# Observation and Action Spaces in Gym

In this tutorial, we will learn about observation and action spaces in Gym, a popular Python library for reinforcement learning. We will cover the following topics:

1. Understanding observation and action spaces
2. Exploring Gym environments
3. Working with different types of observation and action spaces
4. Implementing a simple agent
5. Evaluating the agent's performance

## Understanding Observation and Action Spaces

In reinforcement learning, an agent interacts with an environment to learn how to perform actions that maximize its cumulative reward. The environment provides the agent with observations, which represent the current state of the environment, and the agent takes actions based on these observations.

**Observation space**: The set of all possible observations that an agent can encounter in an environment.

**Action space**: The set of all possible actions that an agent can take in an environment.

Gym provides a standardized interface for working with different environments and their respective observation and action spaces.

## Exploring Gym Environments

First, let's install Gym and import it.

In [None]:
!pip install gym
import gym

Next, we will create an environment and explore its observation and action spaces. For this tutorial, we will use the 'MountainCar-v0' environment.

In [None]:
# Create the environment
env = gym.make('MountainCar-v0')

# Print observation and action spaces
print('Observation space:', env.observation_space)
print('Action space:', env.action_space)

## Working with Different Types of Observation and Action Spaces

Gym provides two main types of spaces:

- `Discrete(n)`: A discrete space with `n` possible actions or observations.
- `Box(shape)`: A continuous space with a given shape, representing a multidimensional array with lower and upper bounds.

In the 'MountainCar-v0' environment, the observation space is continuous, while the action space is discrete. Let's explore their properties and sample some random actions and observations.

In [None]:
# Sampling random actions and observations

# Sample a random action
action = env.action_space.sample()

# Sample a random observation
observation = env.observation_space.sample()

print('Sampled action:', action)
print('Sampled observation:', observation)

## Implementing a Simple Agent

Now, let's implement a simple agent that takes random actions in the 'MountainCar-v0' environment. We will run the agent for 10 episodes and record the total reward obtained in each episode.

In [None]:
# Implementing the random agent

num_episodes = 10

# Loop over episodes
for episode in range(num_episodes):
    observation = env.reset()
    total_reward = 0

    while True:
        # Take a random action
        action = env.action_space.sample()

        # Perform the action and receive new observation, reward, and done flag
        observation, reward, done, info = env.step(action)

        # Update the total reward
        total_reward += reward

        if done:
            break

    print(f'Episode {episode + 1}: Total reward = {total_reward}')

## Evaluating the Agent's Performance

In this section, we will evaluate the performance of our random agent. We will calculate the average reward obtained over 10 episodes and discuss the results.

In [None]:
# Evaluating the random agent

num_episodes = 10
total_rewards = []

# Loop over episodes
for episode in range(num_episodes):
    observation = env.reset()
    total_reward = 0

    while True:
        # Take a random action
        action = env.action_space.sample()

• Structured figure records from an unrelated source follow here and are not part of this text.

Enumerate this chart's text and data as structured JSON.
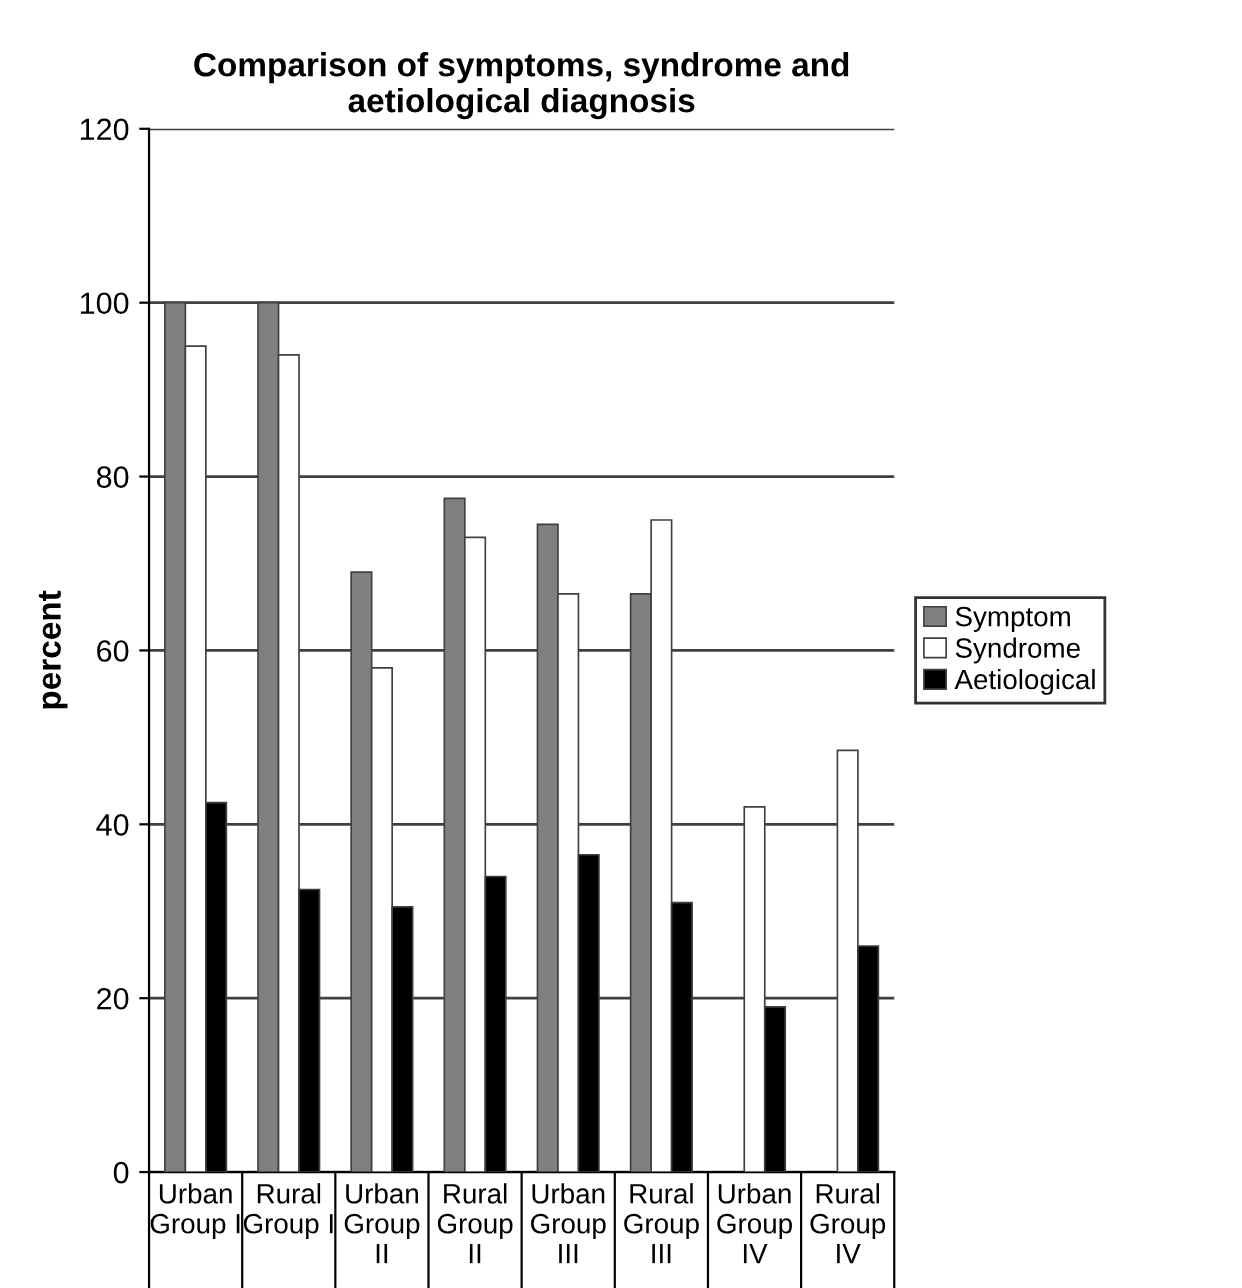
{
  "chart_data": {
    "type": "bar",
    "title": "Comparison of symptoms, syndrome and\naetiological diagnosis",
    "ylabel": "percent",
    "categories": [
      "Urban\nGroup I",
      "Rural\nGroup I",
      "Urban\nGroup\nII",
      "Rural\nGroup\nII",
      "Urban\nGroup\nIII",
      "Rural\nGroup\nIII",
      "Urban\nGroup\nIV",
      "Rural\nGroup\nIV"
    ],
    "series": [
      {
        "name": "Symptom",
        "color": "#808080",
        "values": [
          100,
          100,
          69,
          77.5,
          74.5,
          66.5,
          null,
          null
        ]
      },
      {
        "name": "Syndrome",
        "color": "#ffffff",
        "values": [
          95,
          94,
          58,
          73,
          66.5,
          75,
          42,
          48.5
        ]
      },
      {
        "name": "Aetiological",
        "color": "#000000",
        "values": [
          42.5,
          32.5,
          30.5,
          34,
          36.5,
          31,
          19,
          26
        ]
      }
    ],
    "ylim": [
      0,
      120
    ],
    "yticks": [
      0,
      20,
      40,
      60,
      80,
      100,
      120
    ],
    "grid": "y",
    "legend": "right"
  }
}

        # Perform the action and receive new observation, reward, and done flag
        observation, reward, done, info = env.step(action)

        # Update the total reward
        total_reward += reward

        if done:
            break

    total_rewards.append(total_reward)

# Calculate average reward
avg_reward = sum(total_rewards) / num_episodes

# Print results
print(f'Average reward over {num_episodes} episodes: {avg_reward}')

---
**Conclusion:**
- We learned about observation and action spaces in Gym and how to work with different types of spaces.
- We explored the 'MountainCar-v0' environment and implemented a simple random agent.
- We evaluated the agent's performance by calculating the average reward over multiple episodes.